As one might expect it is an enlightening read. Harms' imagination leaves little to the imagination:
|Candy/Fairy Floss or Cotton Candy|
It makes for good bedtime reading but it is not a bedtime story. Some of the problems are dire. Citing the disparity in the relative rates of growth of patent applications and per capita income across several developing countries (including China, Korea, Australia, Ghana, RSA and Kenya) he notes that:
"... a fair conclusion to be drawn from these figures is that there has been no growth in innovation in the RSA or, for that matter, in Africa [over several decades]."
That said, he is not critical for the sake of it:
"To prevent any misunderstanding about my approach to IPL I wish to state at the outset that I have always maintained that IPL tends to be greedy and that some aspects or manifestations do not necessarily serve the interests of a developing country. There is not a single model that fits all."
Sections A, B, C and D of the commentary all help to provide further context and perspective.
But he is critical.
"In short, the policy document fails in the same respect about which it complains. It did not co-ordinate with other departments or with the DTI or the Commission."
"While on the topic of neglected subjects there is the issue concerning the visually impaired and other people with disabilities....Government has often been approached to do something by creating a fair use exception for them. In spite of government’s general concern for the wellbeing of the disabled this request has not been processed." (Andrew Rens makes a similar comment. See also Afro-IP background here.)
"Embarrassingly, the policy document shows some lack of appreciation of South African IP law."
"What can one say: an official document on IP that does not recognise the difference between the Berne and Paris Conventions?"
"Neither “health” nor the police have anything to do with patent enforcement."
"The document suggests the RSA does not have the capacity to manufacture drugs (p 23)."
"It would also have been useful to have statistics about applications under sec 56 of the Patents Act for compulsory licences for drugs and, if there are not any, an attempt to find a reason should have been made."
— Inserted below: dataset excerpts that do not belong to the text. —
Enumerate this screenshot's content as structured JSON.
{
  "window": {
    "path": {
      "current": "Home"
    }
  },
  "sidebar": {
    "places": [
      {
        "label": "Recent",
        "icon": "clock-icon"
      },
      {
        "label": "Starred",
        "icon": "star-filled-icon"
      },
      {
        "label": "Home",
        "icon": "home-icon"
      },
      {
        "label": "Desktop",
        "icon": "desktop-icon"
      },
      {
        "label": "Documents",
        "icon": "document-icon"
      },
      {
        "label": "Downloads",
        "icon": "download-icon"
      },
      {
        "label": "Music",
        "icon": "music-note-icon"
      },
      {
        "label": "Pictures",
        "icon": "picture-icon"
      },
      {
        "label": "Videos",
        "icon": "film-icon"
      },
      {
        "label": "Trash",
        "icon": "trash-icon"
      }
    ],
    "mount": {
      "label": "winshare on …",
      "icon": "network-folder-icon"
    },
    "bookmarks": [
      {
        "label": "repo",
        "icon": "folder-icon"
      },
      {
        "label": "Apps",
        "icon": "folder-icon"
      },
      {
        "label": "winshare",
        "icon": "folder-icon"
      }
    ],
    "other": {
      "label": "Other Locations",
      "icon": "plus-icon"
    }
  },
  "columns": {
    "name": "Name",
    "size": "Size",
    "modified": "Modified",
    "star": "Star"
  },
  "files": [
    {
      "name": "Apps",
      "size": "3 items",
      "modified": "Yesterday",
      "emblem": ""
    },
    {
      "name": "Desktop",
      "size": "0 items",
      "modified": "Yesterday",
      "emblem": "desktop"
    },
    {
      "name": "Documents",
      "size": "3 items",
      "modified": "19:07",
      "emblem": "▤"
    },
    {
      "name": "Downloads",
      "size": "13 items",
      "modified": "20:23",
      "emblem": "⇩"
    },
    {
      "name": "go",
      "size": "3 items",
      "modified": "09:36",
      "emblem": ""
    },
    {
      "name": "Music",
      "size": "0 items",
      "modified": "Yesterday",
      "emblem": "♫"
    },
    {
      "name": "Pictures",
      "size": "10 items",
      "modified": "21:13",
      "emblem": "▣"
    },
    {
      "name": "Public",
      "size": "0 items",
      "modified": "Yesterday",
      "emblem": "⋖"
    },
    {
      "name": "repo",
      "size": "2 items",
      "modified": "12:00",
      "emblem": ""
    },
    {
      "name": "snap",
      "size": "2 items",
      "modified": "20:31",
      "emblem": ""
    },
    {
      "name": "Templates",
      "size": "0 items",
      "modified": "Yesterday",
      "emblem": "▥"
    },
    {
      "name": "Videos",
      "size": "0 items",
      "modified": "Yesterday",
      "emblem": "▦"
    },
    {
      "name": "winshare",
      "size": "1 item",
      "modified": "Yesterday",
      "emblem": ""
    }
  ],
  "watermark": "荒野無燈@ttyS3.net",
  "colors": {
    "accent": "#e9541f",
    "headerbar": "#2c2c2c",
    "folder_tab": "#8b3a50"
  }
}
"The problem, which is universal and not appreciated in the document, is that generics are sometimes sold under counterfeit trade marks."
"The information is out-of-date."
Hi criticism is not beyond reproach - some would say, for example, that copyright does foster innovation (see his comments to the contrary in para 78).
Louis Harms currently sits as the Professor: Adams & Adams Chair of Intellectual Property, University of Pretoria. However, this commentary is in his personal capacity and his stated interest is purely academic. It would be a shame if it is not taken seriously by the DTI. As Appeal Court Judge Nugent (who penned the landmark BMW v Grandmark IP judgment earlier this week) expressed:
"Louis is internationally renowned in his field.....Lamentable is the conspicuous absence of his own country from that list [of international bodies that have sought his expertise to help formulate policy].
Let's hope his notes foster further constructive debate in RSA.